O conceito foi sistematizado pelo sociólogo e ativista norte-americano Robert Bullard, especialmente em *Dumping in Dixie* (1990), a partir de um estudo que demonstrou que comunidades negras nos Estados Unidos eram sistematicamente escolhidas como destino para depósitos de resíduos tóxicos, usinas poluidoras e projetos de infraestrutura destruidores. O que Bullard documentou não era acidente nem coincidência: era um padrão estrutural, determinado pela conjugação de pobreza, segregação racial e ausência de poder político. No Brasil, o mesmo desenho aparece nas enchentes, nas secas e nos desastres climáticos que atingem primeiro as periferias, os povos indígenas, as comunidades ribeirinhas e quilombolas, como revelaram as enchentes do Rio Grande do Sul em 2024.

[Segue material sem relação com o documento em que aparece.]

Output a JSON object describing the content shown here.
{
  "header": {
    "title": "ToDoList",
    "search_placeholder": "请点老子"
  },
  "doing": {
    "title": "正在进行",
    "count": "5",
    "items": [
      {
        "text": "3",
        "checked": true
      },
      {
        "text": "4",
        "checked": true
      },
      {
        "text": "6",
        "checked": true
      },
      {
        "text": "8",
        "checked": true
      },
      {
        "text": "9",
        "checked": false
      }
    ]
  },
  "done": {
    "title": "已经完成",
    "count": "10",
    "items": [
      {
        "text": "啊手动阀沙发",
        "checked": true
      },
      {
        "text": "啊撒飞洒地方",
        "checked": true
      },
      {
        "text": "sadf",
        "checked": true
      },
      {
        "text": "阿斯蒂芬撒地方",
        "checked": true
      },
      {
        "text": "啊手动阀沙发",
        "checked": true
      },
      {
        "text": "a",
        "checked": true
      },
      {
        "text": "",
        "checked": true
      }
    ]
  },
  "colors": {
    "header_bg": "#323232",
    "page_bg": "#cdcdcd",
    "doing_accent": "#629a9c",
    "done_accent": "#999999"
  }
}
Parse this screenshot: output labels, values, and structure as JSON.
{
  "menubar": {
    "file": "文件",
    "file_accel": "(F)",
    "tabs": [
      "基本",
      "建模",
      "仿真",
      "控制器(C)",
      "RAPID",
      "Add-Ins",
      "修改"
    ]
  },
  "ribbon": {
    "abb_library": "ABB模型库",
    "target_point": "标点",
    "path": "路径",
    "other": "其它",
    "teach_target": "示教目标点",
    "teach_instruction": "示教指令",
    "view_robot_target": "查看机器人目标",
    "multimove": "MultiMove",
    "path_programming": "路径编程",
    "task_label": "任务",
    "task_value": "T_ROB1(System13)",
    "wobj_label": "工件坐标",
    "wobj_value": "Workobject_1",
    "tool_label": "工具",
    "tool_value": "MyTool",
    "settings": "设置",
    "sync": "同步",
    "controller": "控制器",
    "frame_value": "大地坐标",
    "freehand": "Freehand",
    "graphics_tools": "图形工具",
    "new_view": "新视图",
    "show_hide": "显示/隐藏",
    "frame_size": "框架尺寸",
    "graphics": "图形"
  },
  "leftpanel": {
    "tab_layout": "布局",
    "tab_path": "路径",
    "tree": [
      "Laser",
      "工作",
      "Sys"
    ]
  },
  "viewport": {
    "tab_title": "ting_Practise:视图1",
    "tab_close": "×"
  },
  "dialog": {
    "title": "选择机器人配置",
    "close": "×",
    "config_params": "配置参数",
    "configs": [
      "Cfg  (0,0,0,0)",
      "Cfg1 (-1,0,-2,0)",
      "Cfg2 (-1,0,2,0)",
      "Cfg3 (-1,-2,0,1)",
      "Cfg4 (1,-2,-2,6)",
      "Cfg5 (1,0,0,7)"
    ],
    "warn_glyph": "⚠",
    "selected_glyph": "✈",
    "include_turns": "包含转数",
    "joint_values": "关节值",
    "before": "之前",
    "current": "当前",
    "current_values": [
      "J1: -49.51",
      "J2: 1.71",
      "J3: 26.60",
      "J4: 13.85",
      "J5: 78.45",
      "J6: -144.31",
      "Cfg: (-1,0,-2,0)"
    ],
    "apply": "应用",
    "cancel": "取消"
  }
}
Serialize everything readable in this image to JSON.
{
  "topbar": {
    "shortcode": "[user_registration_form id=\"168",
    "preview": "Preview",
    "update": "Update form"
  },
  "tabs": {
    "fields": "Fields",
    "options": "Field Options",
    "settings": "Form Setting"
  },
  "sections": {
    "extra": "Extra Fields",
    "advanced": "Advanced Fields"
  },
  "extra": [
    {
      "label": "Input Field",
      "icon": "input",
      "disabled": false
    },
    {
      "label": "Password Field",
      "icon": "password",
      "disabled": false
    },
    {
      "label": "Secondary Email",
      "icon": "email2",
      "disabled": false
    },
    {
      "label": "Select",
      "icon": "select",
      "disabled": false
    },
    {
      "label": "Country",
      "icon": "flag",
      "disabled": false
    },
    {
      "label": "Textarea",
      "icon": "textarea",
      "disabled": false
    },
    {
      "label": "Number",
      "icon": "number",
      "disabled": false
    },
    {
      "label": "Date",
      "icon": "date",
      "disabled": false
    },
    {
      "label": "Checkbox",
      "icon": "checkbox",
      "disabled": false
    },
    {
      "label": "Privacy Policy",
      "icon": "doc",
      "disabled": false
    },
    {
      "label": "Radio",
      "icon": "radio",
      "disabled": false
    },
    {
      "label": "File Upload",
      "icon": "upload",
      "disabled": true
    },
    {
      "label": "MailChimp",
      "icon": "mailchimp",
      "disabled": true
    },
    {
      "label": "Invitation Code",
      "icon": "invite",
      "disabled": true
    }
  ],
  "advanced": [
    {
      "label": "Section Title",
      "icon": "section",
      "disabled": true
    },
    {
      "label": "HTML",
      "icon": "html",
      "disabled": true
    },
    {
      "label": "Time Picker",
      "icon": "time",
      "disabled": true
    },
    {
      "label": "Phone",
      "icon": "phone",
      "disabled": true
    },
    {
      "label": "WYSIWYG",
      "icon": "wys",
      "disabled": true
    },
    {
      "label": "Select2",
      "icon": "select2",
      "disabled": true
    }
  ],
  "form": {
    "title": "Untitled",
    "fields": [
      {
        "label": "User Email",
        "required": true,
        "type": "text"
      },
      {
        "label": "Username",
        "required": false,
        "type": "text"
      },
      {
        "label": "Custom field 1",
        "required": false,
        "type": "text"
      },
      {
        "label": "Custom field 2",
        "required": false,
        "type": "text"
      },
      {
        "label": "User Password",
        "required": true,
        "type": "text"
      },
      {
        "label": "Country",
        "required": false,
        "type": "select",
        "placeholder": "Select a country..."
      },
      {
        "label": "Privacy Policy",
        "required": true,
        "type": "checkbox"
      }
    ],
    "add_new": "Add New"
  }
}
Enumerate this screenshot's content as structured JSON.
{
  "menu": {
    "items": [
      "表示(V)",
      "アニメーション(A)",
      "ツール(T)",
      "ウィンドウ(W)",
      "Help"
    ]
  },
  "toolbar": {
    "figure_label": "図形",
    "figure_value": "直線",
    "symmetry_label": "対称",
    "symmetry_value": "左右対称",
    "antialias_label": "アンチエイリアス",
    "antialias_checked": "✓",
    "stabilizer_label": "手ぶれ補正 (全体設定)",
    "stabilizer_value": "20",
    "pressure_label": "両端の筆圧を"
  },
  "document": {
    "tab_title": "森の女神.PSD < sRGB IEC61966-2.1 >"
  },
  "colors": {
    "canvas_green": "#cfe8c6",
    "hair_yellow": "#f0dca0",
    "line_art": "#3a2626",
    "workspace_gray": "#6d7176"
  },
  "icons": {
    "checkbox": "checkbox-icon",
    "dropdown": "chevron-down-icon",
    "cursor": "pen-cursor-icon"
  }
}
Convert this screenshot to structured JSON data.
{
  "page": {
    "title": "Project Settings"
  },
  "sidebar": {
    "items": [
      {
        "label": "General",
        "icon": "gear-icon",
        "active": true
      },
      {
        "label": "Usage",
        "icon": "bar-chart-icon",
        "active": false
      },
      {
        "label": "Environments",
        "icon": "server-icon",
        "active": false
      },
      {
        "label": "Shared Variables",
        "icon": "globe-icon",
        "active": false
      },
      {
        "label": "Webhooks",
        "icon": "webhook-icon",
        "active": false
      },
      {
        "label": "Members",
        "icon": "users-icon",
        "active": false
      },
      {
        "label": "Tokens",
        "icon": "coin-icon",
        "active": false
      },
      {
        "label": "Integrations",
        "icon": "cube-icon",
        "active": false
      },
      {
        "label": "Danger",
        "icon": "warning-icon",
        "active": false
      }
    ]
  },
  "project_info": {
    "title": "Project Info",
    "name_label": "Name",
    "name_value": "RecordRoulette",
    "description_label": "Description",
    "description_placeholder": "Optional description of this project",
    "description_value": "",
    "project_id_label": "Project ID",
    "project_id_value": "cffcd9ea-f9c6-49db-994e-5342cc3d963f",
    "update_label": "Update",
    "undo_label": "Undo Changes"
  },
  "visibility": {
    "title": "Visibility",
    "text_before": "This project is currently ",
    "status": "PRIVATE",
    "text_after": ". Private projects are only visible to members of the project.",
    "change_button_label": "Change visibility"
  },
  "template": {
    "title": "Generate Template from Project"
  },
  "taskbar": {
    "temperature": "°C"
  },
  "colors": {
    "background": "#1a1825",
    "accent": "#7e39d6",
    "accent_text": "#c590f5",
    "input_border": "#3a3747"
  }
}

O racismo ambiental não se limita à dimensão geográfica, onde se descarta o lixo e o risco. Ele organiza também quem tem acesso à água potável, ao saneamento, aos espaços verdes e às informações sobre riscos ambientais. Henri Acselrad, em *O que é justiça ambiental* (2009), aprofundou essa análise no contexto brasileiro, mostrando como as desigualdades raciais e de classe determinam a distribuição dos danos ecológicos. O racismo ambiental é, portanto, inseparável da colonialidade do poder e da justiça climática: a crise ecológica não atinge todos da mesma forma, e essa desigualdade tem cor, tem renda e tem endereço.